As with all others aspects of nonprofit management, planning is important to develop an excellent volunteer program. There is one essential theme. An excellent volunteer management program is no different than an excellent program for hiring paid workers.
Of course, any personnel program begins with a detailed job description.
- Skills needed
- Supervision provided
- Hours of work
- Location of work
Interview each applicant personally. Before the interview, ask for a resume. Make sure to tell the applicant to include recent volunteer positions. Ask for examples of volunteer tasks performed. Try to judge each volunteer’s temperament as well as skill levels.
Conduct a two-part orientation. One part is the general orientation for all new volunteers.
Make sure to include the agency’s history and services. The volunteer should meet the board chair and the executive director. Information given to each volunteer should include annual reports, agency brochures, and relevant board policies.
Include a specific orientation about the tasks the volunteer will be asked to undertake. Allow plenty of time for questions. Make sure each volunteer knows what steps to take if he/she can not undertake a particular assignment.
Make sure each volunteer has a supervisor. The supervisor can be either a paid staff person on a volunteer. The supervisor should be in touch with each volunteer at least once a month, either by phone, e-mail or in person.
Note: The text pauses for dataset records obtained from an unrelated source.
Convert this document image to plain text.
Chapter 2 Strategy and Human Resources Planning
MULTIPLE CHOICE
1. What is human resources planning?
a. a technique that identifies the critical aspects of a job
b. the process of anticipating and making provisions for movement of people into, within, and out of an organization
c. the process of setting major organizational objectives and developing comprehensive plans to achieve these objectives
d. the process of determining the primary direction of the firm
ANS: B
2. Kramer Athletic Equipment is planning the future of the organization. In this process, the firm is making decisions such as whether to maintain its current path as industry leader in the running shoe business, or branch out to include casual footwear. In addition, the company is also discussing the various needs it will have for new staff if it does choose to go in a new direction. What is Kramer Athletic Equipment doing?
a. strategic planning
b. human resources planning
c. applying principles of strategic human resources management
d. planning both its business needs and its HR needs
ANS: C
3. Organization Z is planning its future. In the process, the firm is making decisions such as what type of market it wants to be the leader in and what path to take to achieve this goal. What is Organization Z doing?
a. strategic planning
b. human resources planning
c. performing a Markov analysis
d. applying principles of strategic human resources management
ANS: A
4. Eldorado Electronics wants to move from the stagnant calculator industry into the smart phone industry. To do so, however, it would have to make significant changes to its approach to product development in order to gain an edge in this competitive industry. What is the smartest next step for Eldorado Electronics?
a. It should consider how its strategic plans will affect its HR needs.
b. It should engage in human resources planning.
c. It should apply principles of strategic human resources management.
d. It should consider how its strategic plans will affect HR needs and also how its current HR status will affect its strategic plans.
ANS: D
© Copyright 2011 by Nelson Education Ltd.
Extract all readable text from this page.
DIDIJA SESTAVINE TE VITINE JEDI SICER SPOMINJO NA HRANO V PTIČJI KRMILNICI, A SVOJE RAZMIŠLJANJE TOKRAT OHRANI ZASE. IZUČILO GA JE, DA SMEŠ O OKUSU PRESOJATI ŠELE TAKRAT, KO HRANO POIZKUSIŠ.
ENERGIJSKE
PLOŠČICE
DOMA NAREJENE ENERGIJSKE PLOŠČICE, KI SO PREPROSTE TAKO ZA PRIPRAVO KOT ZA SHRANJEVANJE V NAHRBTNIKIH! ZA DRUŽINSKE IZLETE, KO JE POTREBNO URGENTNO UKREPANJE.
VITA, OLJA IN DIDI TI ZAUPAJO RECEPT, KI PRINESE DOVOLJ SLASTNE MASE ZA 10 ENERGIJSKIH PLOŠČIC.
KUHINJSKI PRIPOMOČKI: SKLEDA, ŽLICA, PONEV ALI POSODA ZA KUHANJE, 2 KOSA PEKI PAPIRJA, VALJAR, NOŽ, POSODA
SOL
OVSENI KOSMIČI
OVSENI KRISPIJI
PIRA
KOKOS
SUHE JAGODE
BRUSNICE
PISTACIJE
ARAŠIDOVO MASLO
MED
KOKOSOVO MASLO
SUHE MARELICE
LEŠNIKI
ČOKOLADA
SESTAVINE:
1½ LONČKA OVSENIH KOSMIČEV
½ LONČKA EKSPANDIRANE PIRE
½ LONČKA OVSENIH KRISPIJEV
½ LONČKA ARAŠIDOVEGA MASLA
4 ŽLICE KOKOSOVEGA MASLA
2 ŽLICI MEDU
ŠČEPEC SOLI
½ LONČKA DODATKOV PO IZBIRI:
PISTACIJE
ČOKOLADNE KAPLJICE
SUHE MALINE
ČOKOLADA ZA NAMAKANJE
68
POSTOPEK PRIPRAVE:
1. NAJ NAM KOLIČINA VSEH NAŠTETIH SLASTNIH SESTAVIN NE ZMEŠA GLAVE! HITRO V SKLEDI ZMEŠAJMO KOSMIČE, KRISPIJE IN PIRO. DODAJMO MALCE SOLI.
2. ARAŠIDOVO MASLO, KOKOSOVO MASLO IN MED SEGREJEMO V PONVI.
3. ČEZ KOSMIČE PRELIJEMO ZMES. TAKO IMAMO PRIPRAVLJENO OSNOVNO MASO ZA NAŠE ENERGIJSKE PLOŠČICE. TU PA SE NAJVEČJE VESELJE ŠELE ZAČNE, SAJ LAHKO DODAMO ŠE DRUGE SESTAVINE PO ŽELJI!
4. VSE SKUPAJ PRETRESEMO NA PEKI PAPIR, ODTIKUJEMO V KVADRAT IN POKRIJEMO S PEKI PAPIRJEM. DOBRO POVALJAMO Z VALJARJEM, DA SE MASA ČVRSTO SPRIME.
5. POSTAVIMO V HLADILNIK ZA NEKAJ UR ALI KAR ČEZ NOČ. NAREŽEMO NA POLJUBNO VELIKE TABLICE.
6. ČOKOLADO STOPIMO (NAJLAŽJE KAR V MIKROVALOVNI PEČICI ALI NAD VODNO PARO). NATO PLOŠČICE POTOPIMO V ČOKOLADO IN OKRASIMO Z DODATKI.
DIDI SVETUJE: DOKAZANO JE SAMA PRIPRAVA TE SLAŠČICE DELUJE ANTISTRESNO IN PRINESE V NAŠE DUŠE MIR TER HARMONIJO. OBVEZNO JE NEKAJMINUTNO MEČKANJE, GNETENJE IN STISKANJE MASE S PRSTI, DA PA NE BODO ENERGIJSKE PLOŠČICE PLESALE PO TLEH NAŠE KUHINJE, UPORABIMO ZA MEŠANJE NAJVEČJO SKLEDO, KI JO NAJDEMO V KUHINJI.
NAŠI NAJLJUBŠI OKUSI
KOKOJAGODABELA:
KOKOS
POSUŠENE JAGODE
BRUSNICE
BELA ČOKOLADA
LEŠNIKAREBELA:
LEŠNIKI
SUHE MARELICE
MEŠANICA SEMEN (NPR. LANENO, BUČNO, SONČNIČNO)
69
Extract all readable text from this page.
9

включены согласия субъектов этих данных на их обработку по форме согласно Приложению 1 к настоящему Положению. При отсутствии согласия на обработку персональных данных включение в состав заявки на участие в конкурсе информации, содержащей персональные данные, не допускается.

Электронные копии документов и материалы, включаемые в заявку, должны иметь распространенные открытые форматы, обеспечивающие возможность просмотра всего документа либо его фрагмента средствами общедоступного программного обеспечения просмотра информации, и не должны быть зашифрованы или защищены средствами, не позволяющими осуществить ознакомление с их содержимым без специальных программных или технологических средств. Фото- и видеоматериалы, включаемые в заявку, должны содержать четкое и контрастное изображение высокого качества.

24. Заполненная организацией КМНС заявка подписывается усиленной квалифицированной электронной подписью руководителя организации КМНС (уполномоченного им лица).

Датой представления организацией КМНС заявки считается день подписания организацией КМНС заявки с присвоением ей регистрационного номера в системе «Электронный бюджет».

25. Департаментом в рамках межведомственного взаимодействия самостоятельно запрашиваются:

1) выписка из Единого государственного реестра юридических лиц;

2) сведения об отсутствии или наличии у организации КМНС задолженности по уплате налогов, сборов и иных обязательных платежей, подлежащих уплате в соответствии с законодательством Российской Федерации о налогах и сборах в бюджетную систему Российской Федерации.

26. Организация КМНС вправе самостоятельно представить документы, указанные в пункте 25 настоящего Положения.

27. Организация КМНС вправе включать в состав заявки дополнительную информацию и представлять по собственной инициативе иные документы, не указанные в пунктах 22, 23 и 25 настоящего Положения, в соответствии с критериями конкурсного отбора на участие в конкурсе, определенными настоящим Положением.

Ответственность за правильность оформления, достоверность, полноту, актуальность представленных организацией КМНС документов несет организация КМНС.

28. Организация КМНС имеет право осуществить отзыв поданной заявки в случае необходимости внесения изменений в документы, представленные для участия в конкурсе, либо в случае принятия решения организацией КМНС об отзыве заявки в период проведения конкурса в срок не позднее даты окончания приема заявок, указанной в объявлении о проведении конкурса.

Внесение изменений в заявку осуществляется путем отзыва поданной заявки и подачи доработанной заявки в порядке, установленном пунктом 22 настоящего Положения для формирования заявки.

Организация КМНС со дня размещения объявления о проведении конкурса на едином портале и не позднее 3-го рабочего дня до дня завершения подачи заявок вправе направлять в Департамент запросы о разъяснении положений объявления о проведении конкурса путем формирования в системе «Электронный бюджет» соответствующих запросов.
At every opportunity, the supervisor should thank the volunteer for their assistance.
Provide opportunities for training for all volunteers. This should include periodic training at the office on topics of interest. Volunteers should have an opportunity to attend conferences and other training opportunities.
Remember that thank the volunteers for their service. Volunteer recognition programs are always appropriate. Include volunteers in holiday parties and other celebrations.
Make certain to keep records of the hours each volunteer spends assisting the agency. Note any problems and their solutions. Let each volunteer know that you will provide reference letters to schools, prospective employers, or wherever letters are needed.
Meet with each volunteer at least once a year to thank them for their service and make suggestions for improvement.
If a volunteer is creating problems, set up a private meeting with the volunteer and his/her supervisor. Tell the supervisor not to criticize the volunteer. Spell out in a positive manner how the problem can be solved. Be firm but fair. Tell the volunteer that if the problem is not solved, the volunteer may have to switch position within the agency.